The next room is described on the original plan as the ‘Message room’ and would have had acoustic booths along one wall. It has since been partitioned into two rooms rooms, the ‘Voice Procedure Room’ and the ‘Counter Room’. The Counter Room has itself now been partitioned into two. The voice procedure room has most recently been used as a communications room and there are still various BT junction boxes, telephones, computer keyboard, monitor, several desks and an Autex Telex Manager. This equipment probably dates from a very short lived reactivation of the bunker in the early 1990’s where several operators manned the phones during an unusually cold winter. There is also a 6" to 1 mile map of Barking on the wall and a message passing window into the control room.
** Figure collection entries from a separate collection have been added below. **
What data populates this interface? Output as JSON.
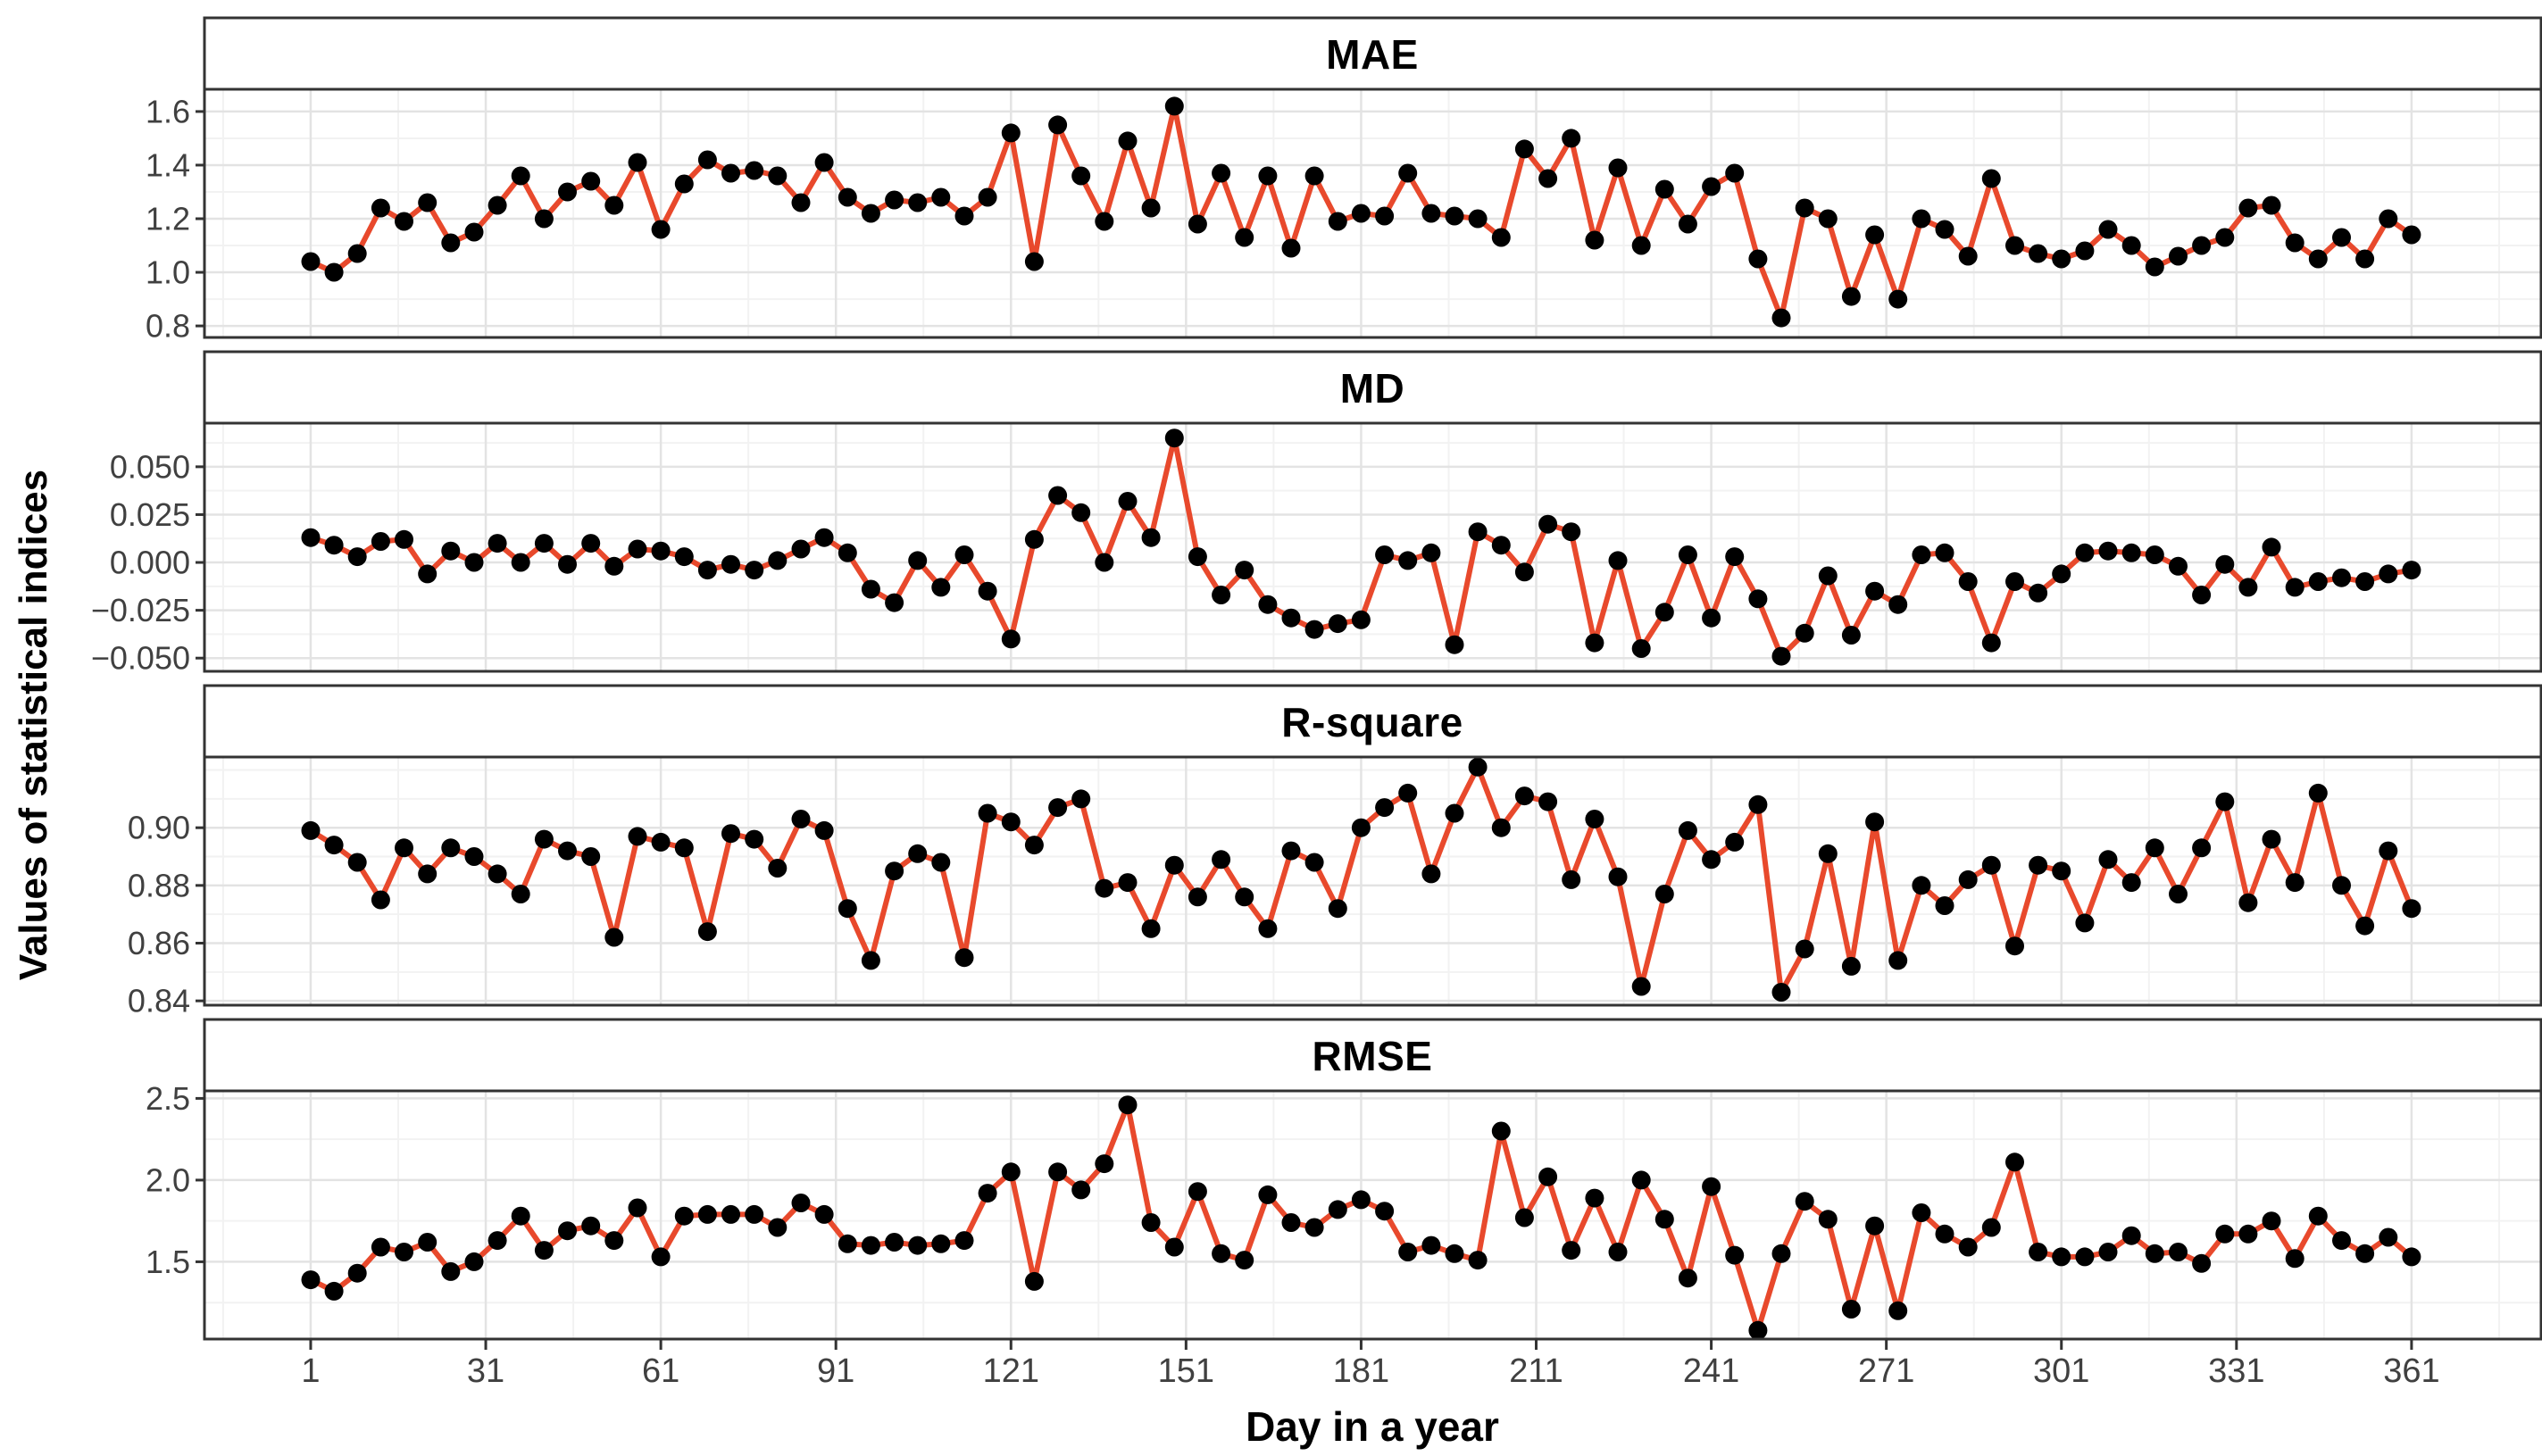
{
  "y_axis_title": "Values of statistical indices",
  "x_axis_title": "Day in a year",
  "colors": {
    "line": "#E8492C",
    "point": "#000000",
    "grid_major": "#E3E3E3",
    "grid_minor": "#F2F2F2",
    "panel_border": "#333333",
    "strip_fill": "#FFFFFF",
    "tick_text": "#404040",
    "background": "#FFFFFF"
  },
  "chart_data": {
    "type": "line",
    "title": "",
    "xlabel": "Day in a year",
    "ylabel": "Values of statistical indices",
    "legend": "none",
    "grid": "major+minor",
    "facets_shared_x": true,
    "x_domain": [
      -17.2,
      383.2
    ],
    "x_ticks": [
      1,
      31,
      61,
      91,
      121,
      151,
      181,
      211,
      241,
      271,
      301,
      331,
      361
    ],
    "x_minor": [
      -14,
      16,
      46,
      76,
      106,
      136,
      166,
      196,
      226,
      256,
      286,
      316,
      346,
      376
    ],
    "x": [
      1,
      5,
      9,
      13,
      17,
      21,
      25,
      29,
      33,
      37,
      41,
      45,
      49,
      53,
      57,
      61,
      65,
      69,
      73,
      77,
      81,
      85,
      89,
      93,
      97,
      101,
      105,
      109,
      113,
      117,
      121,
      125,
      129,
      133,
      137,
      141,
      145,
      149,
      153,
      157,
      161,
      165,
      169,
      173,
      177,
      181,
      185,
      189,
      193,
      197,
      201,
      205,
      209,
      213,
      217,
      221,
      225,
      229,
      233,
      237,
      241,
      245,
      249,
      253,
      257,
      261,
      265,
      269,
      273,
      277,
      281,
      285,
      289,
      293,
      297,
      301,
      305,
      309,
      313,
      317,
      321,
      325,
      329,
      333,
      337,
      341,
      345,
      349,
      353,
      357,
      361
    ],
    "panels": [
      {
        "title": "MAE",
        "ylim": [
          0.757,
          1.683
        ],
        "ytick_values": [
          0.8,
          1.0,
          1.2,
          1.4,
          1.6
        ],
        "ytick_labels": [
          "0.8",
          "1.0",
          "1.2",
          "1.4",
          "1.6"
        ],
        "y_minor": [
          0.9,
          1.1,
          1.3,
          1.5
        ],
        "values": [
          1.04,
          1.0,
          1.07,
          1.24,
          1.19,
          1.26,
          1.11,
          1.15,
          1.25,
          1.36,
          1.2,
          1.3,
          1.34,
          1.25,
          1.41,
          1.16,
          1.33,
          1.42,
          1.37,
          1.38,
          1.36,
          1.26,
          1.41,
          1.28,
          1.22,
          1.27,
          1.26,
          1.28,
          1.21,
          1.28,
          1.52,
          1.04,
          1.55,
          1.36,
          1.19,
          1.49,
          1.24,
          1.62,
          1.18,
          1.37,
          1.13,
          1.36,
          1.09,
          1.36,
          1.19,
          1.22,
          1.21,
          1.37,
          1.22,
          1.21,
          1.2,
          1.13,
          1.46,
          1.35,
          1.5,
          1.12,
          1.39,
          1.1,
          1.31,
          1.18,
          1.32,
          1.37,
          1.05,
          0.83,
          1.24,
          1.2,
          0.91,
          1.14,
          0.9,
          1.2,
          1.16,
          1.06,
          1.35,
          1.1,
          1.07,
          1.05,
          1.08,
          1.16,
          1.1,
          1.02,
          1.06,
          1.1,
          1.13,
          1.24,
          1.25,
          1.11,
          1.05,
          1.13,
          1.05,
          1.2,
          1.14
        ]
      },
      {
        "title": "MD",
        "ylim": [
          -0.0569,
          0.0728
        ],
        "ytick_values": [
          -0.05,
          -0.025,
          0.0,
          0.025,
          0.05
        ],
        "ytick_labels": [
          "−0.050",
          "−0.025",
          "0.000",
          "0.025",
          "0.050"
        ],
        "y_minor": [
          0.0625,
          0.0375,
          0.0125,
          -0.0125,
          -0.0375
        ],
        "values": [
          0.013,
          0.009,
          0.003,
          0.011,
          0.012,
          -0.006,
          0.006,
          0.0,
          0.01,
          0.0,
          0.01,
          -0.001,
          0.01,
          -0.002,
          0.007,
          0.006,
          0.003,
          -0.004,
          -0.001,
          -0.004,
          0.001,
          0.007,
          0.013,
          0.005,
          -0.014,
          -0.021,
          0.001,
          -0.013,
          0.004,
          -0.015,
          -0.04,
          0.012,
          0.035,
          0.026,
          0.0,
          0.032,
          0.013,
          0.065,
          0.003,
          -0.017,
          -0.004,
          -0.022,
          -0.029,
          -0.035,
          -0.032,
          -0.03,
          0.004,
          0.001,
          0.005,
          -0.043,
          0.016,
          0.009,
          -0.005,
          0.02,
          0.016,
          -0.042,
          0.001,
          -0.045,
          -0.026,
          0.004,
          -0.029,
          0.003,
          -0.019,
          -0.049,
          -0.037,
          -0.007,
          -0.038,
          -0.015,
          -0.022,
          0.004,
          0.005,
          -0.01,
          -0.042,
          -0.01,
          -0.016,
          -0.006,
          0.005,
          0.006,
          0.005,
          0.004,
          -0.002,
          -0.017,
          -0.001,
          -0.013,
          0.008,
          -0.013,
          -0.01,
          -0.008,
          -0.01,
          -0.006,
          -0.004
        ]
      },
      {
        "title": "R-square",
        "ylim": [
          0.8385,
          0.9245
        ],
        "ytick_values": [
          0.84,
          0.86,
          0.88,
          0.9
        ],
        "ytick_labels": [
          "0.84",
          "0.86",
          "0.88",
          "0.90"
        ],
        "y_minor": [
          0.85,
          0.87,
          0.89,
          0.91,
          0.92
        ],
        "values": [
          0.899,
          0.894,
          0.888,
          0.875,
          0.893,
          0.884,
          0.893,
          0.89,
          0.884,
          0.877,
          0.896,
          0.892,
          0.89,
          0.862,
          0.897,
          0.895,
          0.893,
          0.864,
          0.898,
          0.896,
          0.886,
          0.903,
          0.899,
          0.872,
          0.854,
          0.885,
          0.891,
          0.888,
          0.855,
          0.905,
          0.902,
          0.894,
          0.907,
          0.91,
          0.879,
          0.881,
          0.865,
          0.887,
          0.876,
          0.889,
          0.876,
          0.865,
          0.892,
          0.888,
          0.872,
          0.9,
          0.907,
          0.912,
          0.884,
          0.905,
          0.921,
          0.9,
          0.911,
          0.909,
          0.882,
          0.903,
          0.883,
          0.845,
          0.877,
          0.899,
          0.889,
          0.895,
          0.908,
          0.843,
          0.858,
          0.891,
          0.852,
          0.902,
          0.854,
          0.88,
          0.873,
          0.882,
          0.887,
          0.859,
          0.887,
          0.885,
          0.867,
          0.889,
          0.881,
          0.893,
          0.877,
          0.893,
          0.909,
          0.874,
          0.896,
          0.881,
          0.912,
          0.88,
          0.866,
          0.892,
          0.872
        ]
      },
      {
        "title": "RMSE",
        "ylim": [
          1.027,
          2.546
        ],
        "ytick_values": [
          1.5,
          2.0,
          2.5
        ],
        "ytick_labels": [
          "1.5",
          "2.0",
          "2.5"
        ],
        "y_minor": [
          1.25,
          1.75,
          2.25
        ],
        "values": [
          1.39,
          1.32,
          1.43,
          1.59,
          1.56,
          1.62,
          1.44,
          1.5,
          1.63,
          1.78,
          1.57,
          1.69,
          1.72,
          1.63,
          1.83,
          1.53,
          1.78,
          1.79,
          1.79,
          1.79,
          1.71,
          1.86,
          1.79,
          1.61,
          1.6,
          1.62,
          1.6,
          1.61,
          1.63,
          1.92,
          2.05,
          1.38,
          2.05,
          1.94,
          2.1,
          2.46,
          1.74,
          1.59,
          1.93,
          1.55,
          1.51,
          1.91,
          1.74,
          1.71,
          1.82,
          1.88,
          1.81,
          1.56,
          1.6,
          1.55,
          1.51,
          2.3,
          1.77,
          2.02,
          1.57,
          1.89,
          1.56,
          2.0,
          1.76,
          1.4,
          1.96,
          1.54,
          1.08,
          1.55,
          1.87,
          1.76,
          1.21,
          1.72,
          1.2,
          1.8,
          1.67,
          1.59,
          1.71,
          2.11,
          1.56,
          1.53,
          1.53,
          1.56,
          1.66,
          1.55,
          1.56,
          1.49,
          1.67,
          1.67,
          1.75,
          1.52,
          1.78,
          1.63,
          1.55,
          1.65,
          1.53
        ]
      }
    ]
  }
}
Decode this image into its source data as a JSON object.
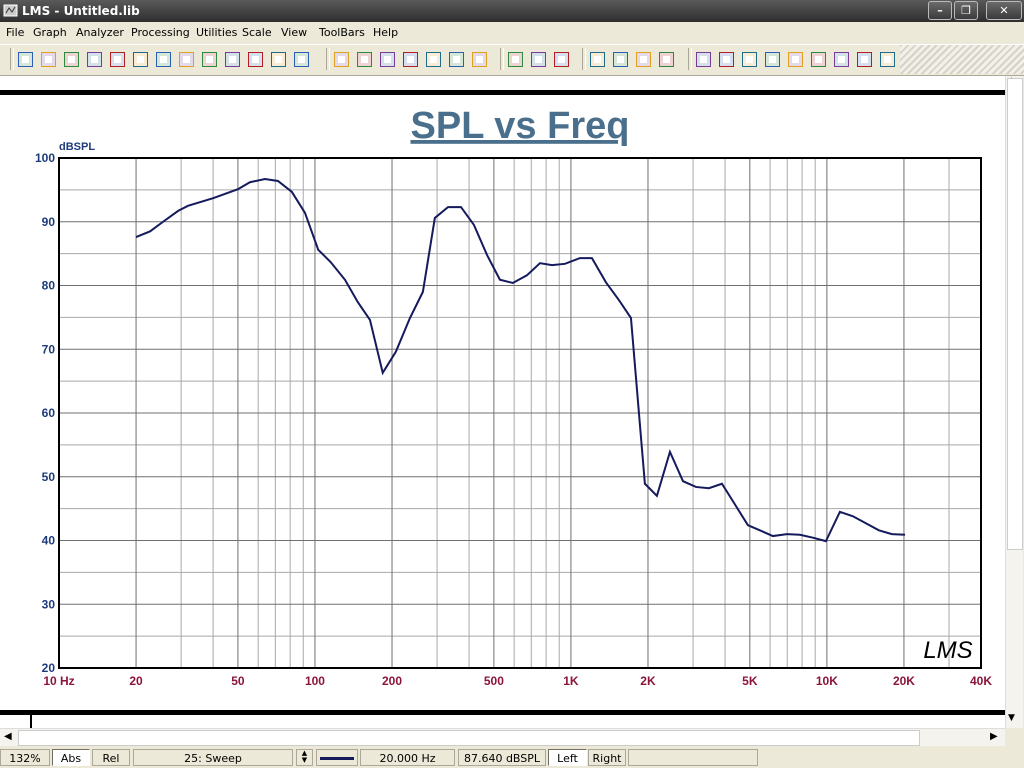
{
  "window": {
    "title": "LMS - Untitled.lib"
  },
  "menu": [
    "File",
    "Graph",
    "Analyzer",
    "Processing",
    "Utilities",
    "Scale",
    "View",
    "ToolBars",
    "Help"
  ],
  "chart_data": {
    "type": "line",
    "title": "SPL vs Freq",
    "ylabel": "dBSPL",
    "watermark": "LMS",
    "xscale": "log",
    "x": [
      20,
      22.7,
      25.5,
      29.2,
      31.9,
      40,
      50,
      55.7,
      63.8,
      71.7,
      81.2,
      91.4,
      103,
      115,
      131,
      147,
      164,
      184,
      207,
      235,
      264,
      294,
      331,
      372,
      418,
      470,
      528,
      593,
      673,
      757,
      843,
      948,
      1084,
      1208,
      1370,
      1541,
      1716,
      1945,
      2167,
      2437,
      2740,
      3080,
      3459,
      3890,
      4335,
      4914,
      5472,
      6150,
      6979,
      7849,
      8900,
      9911,
      11240,
      12640,
      14200,
      15960,
      17950,
      20200
    ],
    "values": [
      87.6,
      88.5,
      90.0,
      91.7,
      92.5,
      93.7,
      95.1,
      96.2,
      96.7,
      96.4,
      94.7,
      91.4,
      85.6,
      83.7,
      80.9,
      77.4,
      74.6,
      66.3,
      69.6,
      74.9,
      79.0,
      90.6,
      92.3,
      92.3,
      89.5,
      84.8,
      80.9,
      80.4,
      81.6,
      83.5,
      83.2,
      83.4,
      84.3,
      84.3,
      80.5,
      77.7,
      74.9,
      48.9,
      47.0,
      53.9,
      49.3,
      48.4,
      48.2,
      48.9,
      45.9,
      42.4,
      41.6,
      40.7,
      41.0,
      40.9,
      40.4,
      39.9,
      44.5,
      43.8,
      42.7,
      41.6,
      41.0,
      40.9
    ],
    "color": "#141a5c",
    "xlim": [
      10,
      40000
    ],
    "ylim": [
      20,
      100
    ],
    "xticks": [
      {
        "value": 10,
        "label": "10 Hz"
      },
      20,
      50,
      100,
      200,
      500,
      {
        "value": 1000,
        "label": "1K"
      },
      {
        "value": 2000,
        "label": "2K"
      },
      {
        "value": 5000,
        "label": "5K"
      },
      {
        "value": 10000,
        "label": "10K"
      },
      {
        "value": 20000,
        "label": "20K"
      },
      {
        "value": 40000,
        "label": "40K"
      }
    ],
    "yticks": [
      20,
      30,
      40,
      50,
      60,
      70,
      80,
      90,
      100
    ],
    "grid": true,
    "minor_grid": true
  },
  "status_bar": {
    "zoom": "132%",
    "abs": "Abs",
    "rel": "Rel",
    "curve": "25: Sweep",
    "frequency": "20.000 Hz",
    "level": "87.640 dBSPL",
    "left": "Left",
    "right": "Right"
  }
}
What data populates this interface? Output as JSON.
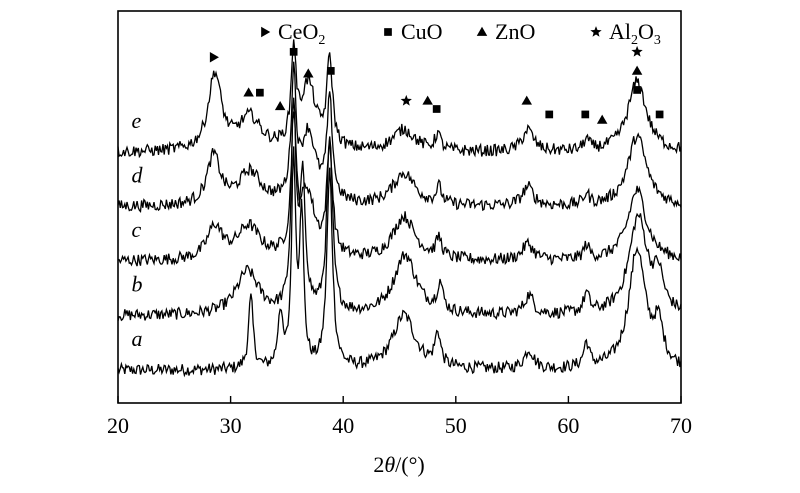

The room is also used for storage with large quantities of crockery, boxes of papers and numerous files including the emergency plans for Dagenham and all the neighbouring boroughs.
The next room is the ‘Control Room’ which still retains much of its furniture including wooden desks, a number of slightly curved tables that could be joined together to form a circle or semi circle, several lecterns, a chest of very small draws and several metal cabinets. There is a large 25" to a mile map of Barking on the wall and numerous Ordnance Survey maps, 2.5", 6" and 25" strewn around the room. There are several rolled up maps on a rack on the wall. There is a wall mounted board titled ‘Special advisors display board’ divided into two columns ‘Date’ and ‘To be seen by’ There are numerous triangular wooden named bocks for placing on tables and desks. These included ‘Signals Clerk’, ‘Operations Clerk’, ‘Signal Master’, ‘Assistant Controller (Ops)’, ‘Specialist Advisors’, ‘Education staff’, ‘Information Clerk’, ‘Messenger’, ‘Liaison Clerk’, ‘Operations Officer’, ‘Information Clerk’ ‘Intelligence Officer’ and various other general clerks. At the far side of the control room a narrow passage leads to the escape shaft with a ladder up to the surface.
Back at the main entrance, the first room on the right is the plant room with the standby generator, ventilation plant and electrical switchgear. The generator is still tested occasionally. On the dog leg on the main corridor there is a short corridor leading to the female dormitory now stripped of its original fittings. It was later used as a switchboard room but is now used for storage. Beside it is the female toilets with two cubicles, two sinks and a water heater.
Back in the main corridor the next room on the right was originally the ‘Liaison officer’ but was later used by the Scientific Intelligence Officer. It is now used as a store and was locked, we had no access. Beyond that is another short corridor leading to the male dormitory (later the controller’s room) and the male toilets with the same fittings as the female toilet. The final room at the end of the main spine corridor started off as the ‘Welfare Room’, it has a Butler sink, metal draining board and water heater so it must have doubled as the kitchen. In later years it became the ‘Information Liaison Room’
The bunker was decommissioned around 1968 and apart from a the brief reactivation in the 1990’s its only other use has been as a social room for the Emergency Planning staff and in recent years in has featured in various films and documentaries including ‘Adolf and Eva’ when the welfare room was transformed into a bedroom and the communications room into a parlour. It served as another fuehrer bunker in ‘Hitler’s Fixer’ a film about Martin Bormann, and again in ‘Battle of the Atlantic’ part of the Time Watch series. There is a quantity of 1930’s wooden furniture (wardrobe, dressing table etc.) stored in various rooms. It seems likely these were brought in by one of the film companies and left there. Although derelict, the bunker is clean, dry, lit throughout, and largely unaltered since the 1960’s giving a good flavour of a borough control from that period.
Those taking part in the visit were Nick Catford , Keith Ward, Bob Jenner and Duncan Halford.